Ben on August 30, 2011 at 3:17 pm (Reply)
The brief biography of the author from the publishers' website notes that his c.v. includes work for the Washington Report for Mid-East Affairs, Mondoweiss, and the American Conservative. I believe from past readings that the author also produced columns for Pravda.ru and fawning commentary on American neo-Nazi Hitler wannabe Bill (Overthrow.com) White. So the kind of book that he produced--from Mearsheimer's hosannas to his complete lack of interest in facts or the reality of how despised anti-Zionism is among present-day Jews--doesn't seem too surprising. I am deeply sorry you were forced to spend any time reading this loser's work.
Jerry on August 30, 2011 at 3:21 pm (Reply)
Thank God Israel is a strong vibrant country.
One day Jack Ross just might have to run from the USA and will need a haven to rest his bones.
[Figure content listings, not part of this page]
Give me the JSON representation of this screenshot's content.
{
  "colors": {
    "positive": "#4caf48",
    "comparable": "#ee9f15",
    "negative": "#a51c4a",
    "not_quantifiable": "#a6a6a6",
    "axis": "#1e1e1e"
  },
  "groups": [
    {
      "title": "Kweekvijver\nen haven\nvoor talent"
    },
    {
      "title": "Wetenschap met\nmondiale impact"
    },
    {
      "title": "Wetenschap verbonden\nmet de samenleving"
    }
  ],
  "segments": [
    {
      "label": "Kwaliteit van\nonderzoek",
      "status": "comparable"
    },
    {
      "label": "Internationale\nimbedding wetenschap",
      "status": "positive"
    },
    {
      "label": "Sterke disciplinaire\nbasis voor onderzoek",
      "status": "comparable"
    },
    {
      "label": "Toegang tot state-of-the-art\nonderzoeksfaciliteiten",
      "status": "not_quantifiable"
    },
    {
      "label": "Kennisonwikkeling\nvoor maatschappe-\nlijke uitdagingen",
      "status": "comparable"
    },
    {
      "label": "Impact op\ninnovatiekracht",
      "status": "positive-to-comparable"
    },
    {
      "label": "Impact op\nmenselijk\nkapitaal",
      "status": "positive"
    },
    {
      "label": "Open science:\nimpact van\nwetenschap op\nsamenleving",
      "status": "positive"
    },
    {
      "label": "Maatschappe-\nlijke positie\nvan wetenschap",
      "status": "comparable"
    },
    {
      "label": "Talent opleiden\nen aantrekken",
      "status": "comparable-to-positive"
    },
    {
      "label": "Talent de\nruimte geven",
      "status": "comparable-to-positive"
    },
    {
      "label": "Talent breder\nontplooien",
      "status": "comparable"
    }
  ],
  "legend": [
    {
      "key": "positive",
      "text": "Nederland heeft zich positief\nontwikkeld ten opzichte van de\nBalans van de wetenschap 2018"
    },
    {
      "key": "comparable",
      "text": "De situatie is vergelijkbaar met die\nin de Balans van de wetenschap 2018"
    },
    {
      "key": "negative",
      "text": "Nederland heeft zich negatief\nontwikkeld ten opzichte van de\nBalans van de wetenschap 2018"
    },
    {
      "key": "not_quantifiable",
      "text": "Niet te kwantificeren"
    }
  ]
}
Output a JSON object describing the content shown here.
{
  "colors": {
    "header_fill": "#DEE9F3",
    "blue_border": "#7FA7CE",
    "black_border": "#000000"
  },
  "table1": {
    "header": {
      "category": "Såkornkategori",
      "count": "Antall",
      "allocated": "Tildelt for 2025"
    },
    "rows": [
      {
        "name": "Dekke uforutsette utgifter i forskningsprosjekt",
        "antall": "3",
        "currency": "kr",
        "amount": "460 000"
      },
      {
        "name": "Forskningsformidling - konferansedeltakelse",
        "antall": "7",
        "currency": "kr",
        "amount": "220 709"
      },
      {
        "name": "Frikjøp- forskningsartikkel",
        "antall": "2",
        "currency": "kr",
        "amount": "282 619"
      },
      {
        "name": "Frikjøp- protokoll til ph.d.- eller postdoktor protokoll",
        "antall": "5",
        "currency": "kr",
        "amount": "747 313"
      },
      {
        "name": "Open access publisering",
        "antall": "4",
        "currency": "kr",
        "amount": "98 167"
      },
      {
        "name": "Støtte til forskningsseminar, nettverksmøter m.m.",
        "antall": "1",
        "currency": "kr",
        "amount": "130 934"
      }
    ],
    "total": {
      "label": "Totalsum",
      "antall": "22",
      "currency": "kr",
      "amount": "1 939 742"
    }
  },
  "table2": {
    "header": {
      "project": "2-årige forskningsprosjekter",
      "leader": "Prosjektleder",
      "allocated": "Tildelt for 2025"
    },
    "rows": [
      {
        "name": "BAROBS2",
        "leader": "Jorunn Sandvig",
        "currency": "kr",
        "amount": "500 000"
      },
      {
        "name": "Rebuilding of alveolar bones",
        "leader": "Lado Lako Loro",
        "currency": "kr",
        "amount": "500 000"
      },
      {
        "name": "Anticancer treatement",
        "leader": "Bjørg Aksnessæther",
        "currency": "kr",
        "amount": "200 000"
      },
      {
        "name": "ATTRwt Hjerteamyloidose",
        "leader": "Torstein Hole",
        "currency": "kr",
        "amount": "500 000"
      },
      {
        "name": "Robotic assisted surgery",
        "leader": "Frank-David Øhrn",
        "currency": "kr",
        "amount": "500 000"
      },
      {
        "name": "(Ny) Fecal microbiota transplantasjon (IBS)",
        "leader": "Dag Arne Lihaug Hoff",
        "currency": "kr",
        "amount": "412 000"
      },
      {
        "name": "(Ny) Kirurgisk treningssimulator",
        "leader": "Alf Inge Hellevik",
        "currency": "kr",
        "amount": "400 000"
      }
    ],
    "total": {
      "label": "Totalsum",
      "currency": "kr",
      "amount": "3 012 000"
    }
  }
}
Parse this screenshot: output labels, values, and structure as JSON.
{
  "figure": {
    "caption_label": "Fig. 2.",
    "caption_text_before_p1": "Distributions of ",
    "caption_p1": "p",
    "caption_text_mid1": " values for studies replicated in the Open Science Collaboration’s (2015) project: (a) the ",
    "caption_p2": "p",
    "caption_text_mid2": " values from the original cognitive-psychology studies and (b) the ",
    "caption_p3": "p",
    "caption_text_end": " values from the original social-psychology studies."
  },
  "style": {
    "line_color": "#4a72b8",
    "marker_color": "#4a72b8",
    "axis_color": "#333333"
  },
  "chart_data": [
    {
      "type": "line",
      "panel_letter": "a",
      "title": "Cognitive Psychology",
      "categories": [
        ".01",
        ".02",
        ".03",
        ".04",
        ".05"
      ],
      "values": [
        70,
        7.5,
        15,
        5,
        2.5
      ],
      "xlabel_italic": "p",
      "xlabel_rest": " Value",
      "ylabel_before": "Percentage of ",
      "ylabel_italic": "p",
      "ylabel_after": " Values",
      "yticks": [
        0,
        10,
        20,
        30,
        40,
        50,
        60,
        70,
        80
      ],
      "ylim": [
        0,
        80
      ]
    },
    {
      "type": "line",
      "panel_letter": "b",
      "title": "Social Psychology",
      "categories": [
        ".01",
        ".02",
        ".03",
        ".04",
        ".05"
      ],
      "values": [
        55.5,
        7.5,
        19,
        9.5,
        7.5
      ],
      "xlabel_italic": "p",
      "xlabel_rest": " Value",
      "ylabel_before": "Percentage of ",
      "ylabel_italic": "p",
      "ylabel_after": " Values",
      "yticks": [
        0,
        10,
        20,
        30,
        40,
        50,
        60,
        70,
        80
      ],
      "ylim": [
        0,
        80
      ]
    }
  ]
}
David Baden -Australia on August 30, 2011 at 7:51 pm (Reply)
I am a proud Zionist, actively working for the continuation of Israel and I find it incomprehensible that any Jew given our history, and current situation in the world could think otherwise. The anti Zionist Jews are deluded fools and I can only ask them one question. Where would they go if another Nazi party or similar were to rise to power and seek their destruction? If I asked this question in Europe in, say, 1930 I would have been ridiculed,and look what happened a few years later! What on earth does it take for people to learn from history?
Elliott on August 31, 2011 at 9:25 am (Reply)
Lawrence, for a more fully bodied appreciation of Berger it would be necessary to go back to his behavior and political positions before and during the Holocaust. From what I understand, his positions at those times were equally as bad as those regarding Israel. Berger was thoroughly loathsome, personally and politically. By making Berger into a hero, Ross shows his own taste for the repulsive.
Marek Singer on October 2, 2011 at 1:33 pm (Reply)
The mind assimilated Jews, Rabbis and all other anti-Zionist Jews are the blind human beings like the dervish dancers, with their spiritual minds in a wholly spiritual Jerusalem lacking reality. These were the Jews that in 1944 didn't back the young Zionist leader Golda Meir in Palestine and the Labor Zionists of America in their Campaign for an Allied Bombing of Auschwitz. They were more involved in fighting against Zionism because they were afraid that Zionism "could"(?!) destroy their lives in a particular country and that they would be pushed to live to Palestine. So what, you anti-Israel Jews--live where you want and enjoy your lives there. But don't try to destroy Israel with your fake anti-Israel campaigns if you don't want to be responsible in the future for another genocide, one that "Palestine" Arabs and the Muslim world wish for Israeli Jews!